Today I was able to get up early and go to the gym and do a decent workout (which is unlike me - I've been slacking off big time lately). I was pretty proud of that. Did some artwork today (I've been slacking off big time with that, too), and even got reading done and a short nap. Not too bad.

The past couple of days I haven't felt as flat or withdrawn. I've felt more . . . human. I'm hoping this keeps up. Wouldn't that be nice?

Tuesday, June 20, 2017

6/20/17

I've been doing this thing where I'm not depressed but I'm not really happy either. It's like, low level depression or something. Where I feel withdrawn, unmotivated, flat, and standoff-ish. There's a definite difference between this and depression. But there's also a definite difference between this and feeling good.

See, the days where I'm feeling good are few and far between. And I notice the difference. I even think to myself, "hey, I'm feeling good today!" My mood is effortless, I get more accomplished, I have motivation to do things. I interact more with people and I don't have to think about it. I wish I could feel like this every day

But what I've noticed, since I haven't been in full blown depression, is this grayness around me. It consumes me and follows me and makes everything difficult. Remember now - I'm not depressed. It's just this . . . fog that's everywhere. I wake up in the morning and I know I need to get up to workout. But I have no motivation so I lay in bed for up to another hour. I finally get up and get changed but I sit on the floor and stare at my shoes for 20 minutes before putting them on and finally working out. If I'm at home I don't do much - I have no motivation, I don't care, what does it matter anyway? If I'm at work I have to force interactions with coworkers as it's my natural inclination to hide and avoid and ignore. I feel a little down, I'm flat, withdrawn, and often snippy. I just don't feel good. I'm okay, I guess. I can function and get through my day, but not much brings me joy or makes me feel happy. I lie and pretend so others don't know. I also often find myself questioning life and its meaning - you know, why should I draw or paint? I'm just going to die anyway. (not a fun line of thinking).

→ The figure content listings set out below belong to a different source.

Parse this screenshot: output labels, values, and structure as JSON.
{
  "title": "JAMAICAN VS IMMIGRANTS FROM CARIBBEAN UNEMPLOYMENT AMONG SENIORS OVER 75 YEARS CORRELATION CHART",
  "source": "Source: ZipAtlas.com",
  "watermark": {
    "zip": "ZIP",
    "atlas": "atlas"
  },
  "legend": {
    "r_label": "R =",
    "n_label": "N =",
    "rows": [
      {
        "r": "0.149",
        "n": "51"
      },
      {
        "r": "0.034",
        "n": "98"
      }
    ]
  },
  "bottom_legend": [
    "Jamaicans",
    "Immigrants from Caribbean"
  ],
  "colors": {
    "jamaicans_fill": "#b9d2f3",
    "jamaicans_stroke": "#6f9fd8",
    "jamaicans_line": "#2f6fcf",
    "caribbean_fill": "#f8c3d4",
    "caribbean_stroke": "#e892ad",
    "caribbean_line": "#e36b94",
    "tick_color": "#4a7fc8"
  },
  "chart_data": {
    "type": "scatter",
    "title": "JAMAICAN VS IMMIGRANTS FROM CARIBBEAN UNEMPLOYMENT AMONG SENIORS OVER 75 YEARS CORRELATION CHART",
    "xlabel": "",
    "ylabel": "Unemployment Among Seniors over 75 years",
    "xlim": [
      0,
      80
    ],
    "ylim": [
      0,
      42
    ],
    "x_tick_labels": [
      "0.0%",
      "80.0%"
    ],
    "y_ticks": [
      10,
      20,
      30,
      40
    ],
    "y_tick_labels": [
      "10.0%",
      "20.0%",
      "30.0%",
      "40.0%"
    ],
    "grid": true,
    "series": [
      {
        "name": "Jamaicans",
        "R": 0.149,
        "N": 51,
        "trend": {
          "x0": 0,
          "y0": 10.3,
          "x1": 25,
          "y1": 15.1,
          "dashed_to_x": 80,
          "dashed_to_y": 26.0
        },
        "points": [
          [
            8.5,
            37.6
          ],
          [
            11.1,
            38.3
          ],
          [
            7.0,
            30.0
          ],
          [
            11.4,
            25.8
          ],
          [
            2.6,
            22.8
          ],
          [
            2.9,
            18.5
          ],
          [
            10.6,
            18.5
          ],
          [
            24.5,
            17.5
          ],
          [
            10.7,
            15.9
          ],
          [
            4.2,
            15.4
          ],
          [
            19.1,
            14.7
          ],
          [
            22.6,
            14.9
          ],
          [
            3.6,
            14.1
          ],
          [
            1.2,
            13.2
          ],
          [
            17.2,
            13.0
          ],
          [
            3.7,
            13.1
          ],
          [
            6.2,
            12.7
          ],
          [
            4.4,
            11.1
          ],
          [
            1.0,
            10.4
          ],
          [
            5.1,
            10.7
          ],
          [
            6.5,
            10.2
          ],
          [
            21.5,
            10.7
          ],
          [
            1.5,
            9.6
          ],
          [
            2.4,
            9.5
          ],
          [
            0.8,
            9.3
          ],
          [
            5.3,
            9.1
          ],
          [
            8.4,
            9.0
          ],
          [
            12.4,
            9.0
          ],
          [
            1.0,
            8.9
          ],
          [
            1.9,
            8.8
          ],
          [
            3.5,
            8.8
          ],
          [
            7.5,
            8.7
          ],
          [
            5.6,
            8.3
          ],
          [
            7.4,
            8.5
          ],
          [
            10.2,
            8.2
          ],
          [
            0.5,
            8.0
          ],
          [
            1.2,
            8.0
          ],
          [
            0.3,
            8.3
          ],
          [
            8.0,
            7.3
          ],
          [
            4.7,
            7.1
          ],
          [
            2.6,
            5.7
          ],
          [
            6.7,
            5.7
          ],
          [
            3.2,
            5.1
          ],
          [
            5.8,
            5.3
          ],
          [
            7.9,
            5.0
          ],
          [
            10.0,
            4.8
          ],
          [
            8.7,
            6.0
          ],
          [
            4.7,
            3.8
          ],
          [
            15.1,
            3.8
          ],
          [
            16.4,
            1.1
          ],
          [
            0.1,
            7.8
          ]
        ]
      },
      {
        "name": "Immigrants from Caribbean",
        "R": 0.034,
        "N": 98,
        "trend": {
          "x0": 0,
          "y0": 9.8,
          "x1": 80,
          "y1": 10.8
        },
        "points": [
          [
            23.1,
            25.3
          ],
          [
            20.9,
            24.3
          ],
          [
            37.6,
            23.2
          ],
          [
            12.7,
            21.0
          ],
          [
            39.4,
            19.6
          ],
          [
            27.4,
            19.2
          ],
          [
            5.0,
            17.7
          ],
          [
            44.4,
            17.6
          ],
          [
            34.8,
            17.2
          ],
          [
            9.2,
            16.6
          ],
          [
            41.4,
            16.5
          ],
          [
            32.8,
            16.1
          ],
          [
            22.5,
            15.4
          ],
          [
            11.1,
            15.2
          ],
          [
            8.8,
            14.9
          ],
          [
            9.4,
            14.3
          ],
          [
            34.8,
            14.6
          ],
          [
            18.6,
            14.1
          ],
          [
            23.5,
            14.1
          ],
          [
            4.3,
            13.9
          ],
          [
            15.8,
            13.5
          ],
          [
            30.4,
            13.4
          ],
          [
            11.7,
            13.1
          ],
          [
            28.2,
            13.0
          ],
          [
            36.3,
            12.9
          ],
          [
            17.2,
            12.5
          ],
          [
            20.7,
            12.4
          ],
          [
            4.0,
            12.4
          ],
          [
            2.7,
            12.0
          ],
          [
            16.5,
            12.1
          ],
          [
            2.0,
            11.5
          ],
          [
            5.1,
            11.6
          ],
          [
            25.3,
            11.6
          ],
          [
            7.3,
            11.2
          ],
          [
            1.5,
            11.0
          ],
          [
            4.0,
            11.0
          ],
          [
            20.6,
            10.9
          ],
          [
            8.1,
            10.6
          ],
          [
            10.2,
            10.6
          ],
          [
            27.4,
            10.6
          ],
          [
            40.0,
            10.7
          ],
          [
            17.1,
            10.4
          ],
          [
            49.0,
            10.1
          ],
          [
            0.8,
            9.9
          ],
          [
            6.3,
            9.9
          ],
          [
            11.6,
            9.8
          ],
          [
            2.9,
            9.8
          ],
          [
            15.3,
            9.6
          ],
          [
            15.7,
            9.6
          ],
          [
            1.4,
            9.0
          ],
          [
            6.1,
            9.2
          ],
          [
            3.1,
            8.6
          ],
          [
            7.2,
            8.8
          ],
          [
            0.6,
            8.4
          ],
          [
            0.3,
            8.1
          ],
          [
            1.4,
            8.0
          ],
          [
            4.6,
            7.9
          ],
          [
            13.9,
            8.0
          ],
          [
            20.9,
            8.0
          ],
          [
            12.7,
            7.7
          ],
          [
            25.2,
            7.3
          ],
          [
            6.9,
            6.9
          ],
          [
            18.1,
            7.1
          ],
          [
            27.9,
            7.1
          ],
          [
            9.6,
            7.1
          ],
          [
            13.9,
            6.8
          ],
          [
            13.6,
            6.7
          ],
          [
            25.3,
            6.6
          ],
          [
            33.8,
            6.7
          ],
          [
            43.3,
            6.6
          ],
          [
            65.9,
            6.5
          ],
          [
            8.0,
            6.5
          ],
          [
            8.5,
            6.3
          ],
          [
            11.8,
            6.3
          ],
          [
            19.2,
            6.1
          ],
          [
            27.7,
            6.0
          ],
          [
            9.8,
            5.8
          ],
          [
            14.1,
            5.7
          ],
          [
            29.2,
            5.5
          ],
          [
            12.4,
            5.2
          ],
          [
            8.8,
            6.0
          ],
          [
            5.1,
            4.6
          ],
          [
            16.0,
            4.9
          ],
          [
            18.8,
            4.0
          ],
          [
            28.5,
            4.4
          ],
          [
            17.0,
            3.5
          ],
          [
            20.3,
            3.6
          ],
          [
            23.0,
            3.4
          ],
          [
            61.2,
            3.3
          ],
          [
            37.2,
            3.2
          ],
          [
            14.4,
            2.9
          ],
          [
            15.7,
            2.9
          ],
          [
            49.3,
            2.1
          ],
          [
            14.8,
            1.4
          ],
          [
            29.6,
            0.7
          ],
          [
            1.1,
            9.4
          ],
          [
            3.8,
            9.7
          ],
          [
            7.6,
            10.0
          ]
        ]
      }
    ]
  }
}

I talked with my psychiatrist about this and he said that it's just part of bipolar disorder and that hopefully I'd come out of it - but that there was a chance that this is my new normal. That this is how I feel when I'm stable. How fucking shitty is that? Because this is draining. This is tiring. And it is not okay to not be okay.

I don't know what to do with this other than continue to push on. Continue to be stubborn and make my was as best I can. It really royally sucks though.

Monday, June 19, 2017

6/19/17

I've done very poorly at posting every week (my last post was the beginning of May). Oh well, I guess. My life has been rather boring, nothing exciting going on. I'm stable, so that's good. I went into an irritable hypomanic state for about a week when I was put on a medication for acne (I got off that med ASAP). That was not fun. At all. My hubby was calling me "she-hulk". Denver Comic Con is coming up in a little less than 2 weeks and that will be awesome!

Anyway, that's all I got right now, like I said - I'm boring and I haven't had motivation to write.